Most crawlability problems are one-line fixes once you know where to look: edit robots.txt to allow the right bots, submit a sitemap in Search Console, renew the SSL cert, consolidate redirect chains to a single hop. SEOGrade's paid reports give you the exact lines to change and the CMS-specific instructions (WordPress, Webflow, Shopify, Next.js).

Explore all 9 categories: Technical SEO · On-Page SEO · Content & E-E-A-T · Authority · AI Citability · GEO · pSEO · Local SEO. Ready to grade yours? Run the free SEOGrade audit.

FAQ

Common questions.

What is crawlability in SEO?

Crawlability is whether search engine bots can access and read the pages on your site. It's governed by robots.txt, sitemaps, HTTPS, canonical tags, and redirects. If a page isn't crawlable, it can't be indexed, and it can't rank.

How do I check if my site is crawlable?

The fastest way is a free audit tool like SEOGrade — it fetches your robots.txt, sitemap, and a sample of URLs in about 60 seconds and flags anything that blocks crawlers or drops signals in redirects.
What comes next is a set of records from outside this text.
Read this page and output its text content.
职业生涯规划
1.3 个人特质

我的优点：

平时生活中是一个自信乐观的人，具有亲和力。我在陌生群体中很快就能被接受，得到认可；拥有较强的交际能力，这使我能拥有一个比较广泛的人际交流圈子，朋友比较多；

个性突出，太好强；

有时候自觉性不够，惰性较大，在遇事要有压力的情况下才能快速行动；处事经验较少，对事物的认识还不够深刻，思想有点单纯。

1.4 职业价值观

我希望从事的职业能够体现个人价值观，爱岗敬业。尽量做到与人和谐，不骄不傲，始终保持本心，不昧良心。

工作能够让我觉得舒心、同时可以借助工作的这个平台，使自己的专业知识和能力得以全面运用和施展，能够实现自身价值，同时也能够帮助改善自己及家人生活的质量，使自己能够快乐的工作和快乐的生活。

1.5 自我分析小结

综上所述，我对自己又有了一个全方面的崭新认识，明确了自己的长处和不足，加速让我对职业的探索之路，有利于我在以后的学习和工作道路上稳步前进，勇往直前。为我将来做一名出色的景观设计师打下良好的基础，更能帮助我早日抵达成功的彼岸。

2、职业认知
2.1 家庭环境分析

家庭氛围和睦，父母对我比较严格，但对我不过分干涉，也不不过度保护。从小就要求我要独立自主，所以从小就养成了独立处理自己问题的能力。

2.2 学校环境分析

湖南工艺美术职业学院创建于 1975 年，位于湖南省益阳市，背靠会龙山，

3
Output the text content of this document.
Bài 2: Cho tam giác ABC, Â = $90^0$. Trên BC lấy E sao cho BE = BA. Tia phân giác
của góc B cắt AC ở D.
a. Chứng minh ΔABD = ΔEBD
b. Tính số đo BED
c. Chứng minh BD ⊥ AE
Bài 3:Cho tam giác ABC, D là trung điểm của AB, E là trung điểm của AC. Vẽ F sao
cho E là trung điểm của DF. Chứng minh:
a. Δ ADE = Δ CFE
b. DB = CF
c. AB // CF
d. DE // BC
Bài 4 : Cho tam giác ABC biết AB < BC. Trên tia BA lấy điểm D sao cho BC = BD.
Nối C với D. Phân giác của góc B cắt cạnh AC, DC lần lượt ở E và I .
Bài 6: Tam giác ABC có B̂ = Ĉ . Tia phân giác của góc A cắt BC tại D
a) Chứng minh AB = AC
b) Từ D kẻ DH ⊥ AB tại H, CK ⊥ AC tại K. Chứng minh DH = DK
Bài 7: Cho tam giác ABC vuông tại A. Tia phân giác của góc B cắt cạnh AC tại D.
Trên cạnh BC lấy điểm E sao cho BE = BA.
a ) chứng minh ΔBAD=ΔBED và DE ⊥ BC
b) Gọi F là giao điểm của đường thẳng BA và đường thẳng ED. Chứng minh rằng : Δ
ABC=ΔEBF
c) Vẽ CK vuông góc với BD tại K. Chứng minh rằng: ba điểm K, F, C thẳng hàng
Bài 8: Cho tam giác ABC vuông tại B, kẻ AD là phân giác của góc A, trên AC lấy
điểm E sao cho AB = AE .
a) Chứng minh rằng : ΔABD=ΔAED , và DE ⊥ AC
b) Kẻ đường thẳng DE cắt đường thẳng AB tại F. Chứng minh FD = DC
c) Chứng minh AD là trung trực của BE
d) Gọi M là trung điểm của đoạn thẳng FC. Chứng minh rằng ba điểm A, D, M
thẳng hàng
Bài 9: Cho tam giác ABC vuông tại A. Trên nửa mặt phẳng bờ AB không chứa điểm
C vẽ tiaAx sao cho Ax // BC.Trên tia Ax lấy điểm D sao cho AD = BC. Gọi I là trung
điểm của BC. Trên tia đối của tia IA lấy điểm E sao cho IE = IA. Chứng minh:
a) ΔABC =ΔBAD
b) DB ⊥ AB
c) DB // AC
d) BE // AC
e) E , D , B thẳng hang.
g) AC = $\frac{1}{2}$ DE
You can also use Google Search Console's URL inspection tool for individual pages.

Does blocking GPTBot hurt my SEO?

It doesn't hurt your Google rankings directly, but it removes you from ChatGPT's search results and citations. In 2026, AI search is a growing share of traffic — blocking AI crawlers is the new equivalent of blocking Googlebot in 2010.

What's a redirect chain and why is it bad?

A redirect chain is when URL A redirects to B, which redirects to C, which finally redirects to D. Each hop loses a small amount of ranking signal and wastes crawl budget. Best practice: every old URL should redirect to its final destination in exactly one hop.